La poderosa imagen en todos los medios de tu jura en Zaragoza, que vale infinitamente más que los ojos resentidos de todas las irenes, ha coincidido en el tiempo con la manifestación de Barcelona, en la que los pulmones de cientos de miles de ciudadanos se concertaban para gritar que no, que no era esto, que no, que lo que nuestros padres nos legaron no era resentimiento, ni odio, ni división, ni privilegios, ni azules ni rojos. Que tus abuelos o los míos no se dejaron la piel para que ahora venga Puigdemont y la use de alfombra para pisotearnos. Que la derecha no es el fascismo, que el fascismo es quien apedrea a unos universitarios en la universidad de Barcelona para que callen, o quien acosa a un niño porque sus padres quieren que le enseñen en el idioma de su país, que fascismo es reventar la nuca de un policía o del conductor de un autobús, que fascismo es callar al padre que no quiere que su hija aborte o su hijo se llame Mari Pili sin tiempo para una reflexión profunda, que fascismo es no dejar a la Heredera de la Corona que entregue los premios como princesa de Girona en un trozo de su propio país. Barcelona ayer no tenía siglas, ni colores de partido, ni buenos ni malos. Era la España de todos amenazada por unos pocos.

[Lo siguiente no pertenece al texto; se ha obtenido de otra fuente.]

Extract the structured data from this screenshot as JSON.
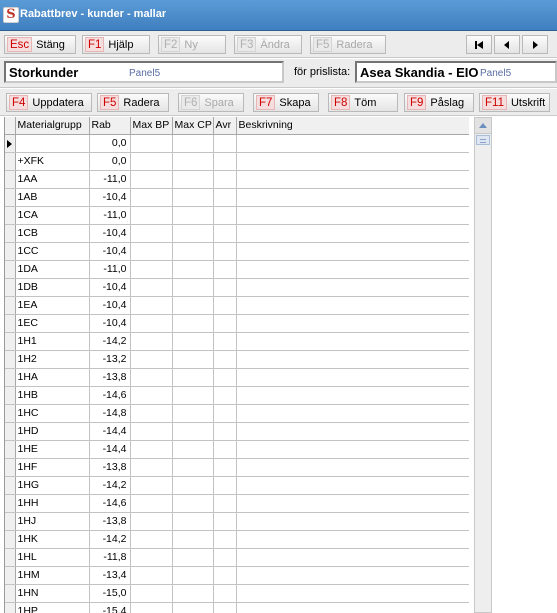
{
  "window": {
    "title": "Rabattbrev - kunder - mallar",
    "app_icon": "S"
  },
  "toolbar": {
    "buttons": [
      {
        "key": "Esc",
        "label": "Stäng",
        "enabled": true
      },
      {
        "key": "F1",
        "label": "Hjälp",
        "enabled": true
      },
      {
        "key": "F2",
        "label": "Ny",
        "enabled": false
      },
      {
        "key": "F3",
        "label": "Ändra",
        "enabled": false
      },
      {
        "key": "F5",
        "label": "Radera",
        "enabled": false
      }
    ],
    "nav": [
      "first-icon",
      "prev-icon",
      "next-icon"
    ]
  },
  "info": {
    "customer_group": "Storkunder",
    "customer_panel_label": "Panel5",
    "pricelist_label": "för prislista:",
    "pricelist": "Asea Skandia - EIO",
    "pricelist_panel_label": "Panel5"
  },
  "actions": {
    "buttons": [
      {
        "key": "F4",
        "label": "Uppdatera",
        "enabled": true
      },
      {
        "key": "F5",
        "label": "Radera",
        "enabled": true
      },
      {
        "key": "F6",
        "label": "Spara",
        "enabled": false
      },
      {
        "key": "F7",
        "label": "Skapa",
        "enabled": true
      },
      {
        "key": "F8",
        "label": "Töm",
        "enabled": true
      },
      {
        "key": "F9",
        "label": "Påslag",
        "enabled": true
      },
      {
        "key": "F11",
        "label": "Utskrift",
        "enabled": true
      }
    ]
  },
  "grid": {
    "columns": [
      "Materialgrupp",
      "Rab",
      "Max BP",
      "Max CP",
      "Avr",
      "Beskrivning"
    ],
    "rows": [
      {
        "group": "",
        "rab": "0,0",
        "current": true
      },
      {
        "group": "+XFK",
        "rab": "0,0"
      },
      {
        "group": "1AA",
        "rab": "-11,0"
      },
      {
        "group": "1AB",
        "rab": "-10,4"
      },
      {
        "group": "1CA",
        "rab": "-11,0"
      },
      {
        "group": "1CB",
        "rab": "-10,4"
      },
      {
        "group": "1CC",
        "rab": "-10,4"
      },
      {
        "group": "1DA",
        "rab": "-11,0"
      },
      {
        "group": "1DB",
        "rab": "-10,4"
      },
      {
        "group": "1EA",
        "rab": "-10,4"
      },
      {
        "group": "1EC",
        "rab": "-10,4"
      },
      {
        "group": "1H1",
        "rab": "-14,2"
      },
      {
        "group": "1H2",
        "rab": "-13,2"
      },
      {
        "group": "1HA",
        "rab": "-13,8"
      },
      {
        "group": "1HB",
        "rab": "-14,6"
      },
      {
        "group": "1HC",
        "rab": "-14,8"
      },
      {
        "group": "1HD",
        "rab": "-14,4"
      },
      {
        "group": "1HE",
        "rab": "-14,4"
      },
      {
        "group": "1HF",
        "rab": "-13,8"
      },
      {
        "group": "1HG",
        "rab": "-14,2"
      },
      {
        "group": "1HH",
        "rab": "-14,6"
      },
      {
        "group": "1HJ",
        "rab": "-13,8"
      },
      {
        "group": "1HK",
        "rab": "-14,2"
      },
      {
        "group": "1HL",
        "rab": "-11,8"
      },
      {
        "group": "1HM",
        "rab": "-13,4"
      },
      {
        "group": "1HN",
        "rab": "-15,0"
      },
      {
        "group": "1HP",
        "rab": "-15,4"
      }
    ]
  }
}
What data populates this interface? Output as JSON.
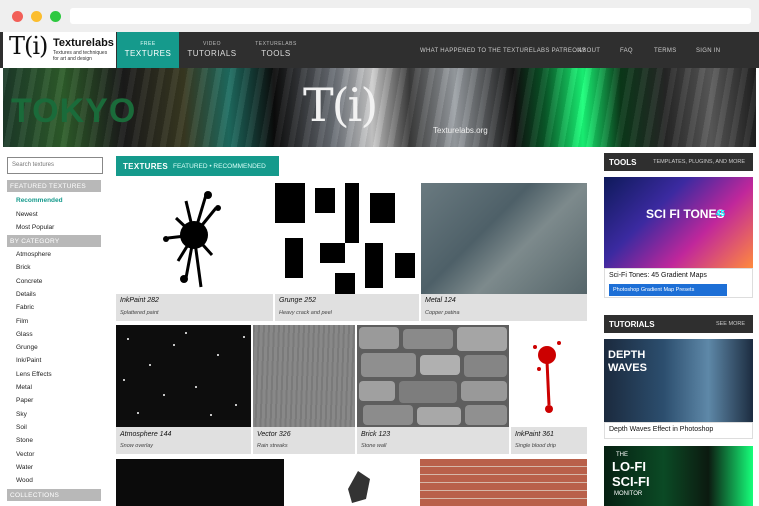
{
  "site": {
    "logo_mark": "T(i)",
    "name": "Texturelabs",
    "tagline": "Textures and techniques for art and design"
  },
  "nav": {
    "tabs": [
      {
        "small": "FREE",
        "big": "TEXTURES"
      },
      {
        "small": "VIDEO",
        "big": "TUTORIALS"
      },
      {
        "small": "TEXTURELABS",
        "big": "TOOLS"
      }
    ],
    "links": [
      "WHAT HAPPENED TO THE TEXTURELABS PATREON?",
      "ABOUT",
      "FAQ",
      "TERMS",
      "SIGN IN"
    ]
  },
  "banner": {
    "mark": "T(i)",
    "site": "Texturelabs.org",
    "word": "TOKYO"
  },
  "sidebar": {
    "search_placeholder": "Search textures",
    "featured_header": "FEATURED TEXTURES",
    "featured": [
      "Recommended",
      "Newest",
      "Most Popular"
    ],
    "category_header": "BY CATEGORY",
    "categories": [
      "Atmosphere",
      "Brick",
      "Concrete",
      "Details",
      "Fabric",
      "Film",
      "Glass",
      "Grunge",
      "Ink/Paint",
      "Lens Effects",
      "Metal",
      "Paper",
      "Sky",
      "Soil",
      "Stone",
      "Vector",
      "Water",
      "Wood"
    ],
    "collections_header": "COLLECTIONS"
  },
  "textures": {
    "header": "TEXTURES",
    "subheader": "FEATURED • RECOMMENDED",
    "cards": [
      {
        "title": "InkPaint 282",
        "sub": "Splattered paint"
      },
      {
        "title": "Grunge 252",
        "sub": "Heavy crack and peel"
      },
      {
        "title": "Metal 124",
        "sub": "Copper patina"
      },
      {
        "title": "Atmosphere 144",
        "sub": "Snow overlay"
      },
      {
        "title": "Vector 326",
        "sub": "Rain streaks"
      },
      {
        "title": "Brick 123",
        "sub": "Stone wall"
      },
      {
        "title": "InkPaint 361",
        "sub": "Single blood drip"
      }
    ]
  },
  "right": {
    "tools_header": "TOOLS",
    "tools_link": "TEMPLATES, PLUGINS, AND MORE",
    "tool_art_title": "SCI FI TONES",
    "tool_art_count": "45",
    "tool_caption": "Sci-Fi Tones: 45 Gradient Maps",
    "tool_badge": "Photoshop Gradient Map Presets",
    "tutorials_header": "TUTORIALS",
    "tutorials_link": "SEE MORE",
    "tut1_art": "DEPTH WAVES",
    "tut1_caption": "Depth Waves Effect in Photoshop",
    "tut2_art_1": "THE",
    "tut2_art_2": "LO-FI",
    "tut2_art_3": "SCI-FI",
    "tut2_art_4": "MONITOR"
  },
  "colors": {
    "accent": "#159a8c",
    "nav_bg": "#2f2f2f",
    "sidebar_header": "#b8b8b8"
  }
}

Tu padre, que te miraba con orgullo vestido de capitán general de los Ejércitos, volverá mañana de su corazón a sus asuntos, a la espera de que Pedro Sánchez-Castejón rinda al Estado y le presente a la firma un texto claudicante que capitule ante sus enemigos y reconozca que el Estado del que es su máximo representante es una vulgar dictadura que ataca la libertad de los que quieren aniquilarlo.
Y así, pasito a pasito, Cataluña, tras la amnistía, que no es amnistía sino generosidad dictada por el presidente menos generoso de la historia, será una balsa de aceite, un remanso de convivencia, un abrazo inacabable, un paraíso de encuentro y reconciliación, donde, como les gritan los cachorros borrokas del independentismo a los jóvenes de S'ha Acabat, no habrá constitucionalistas: «Pim, pam, pum, que no quede ni uno».
A pesar de todo ello, gracias, cadete Borbón, por habernos devuelto algo de esperanza.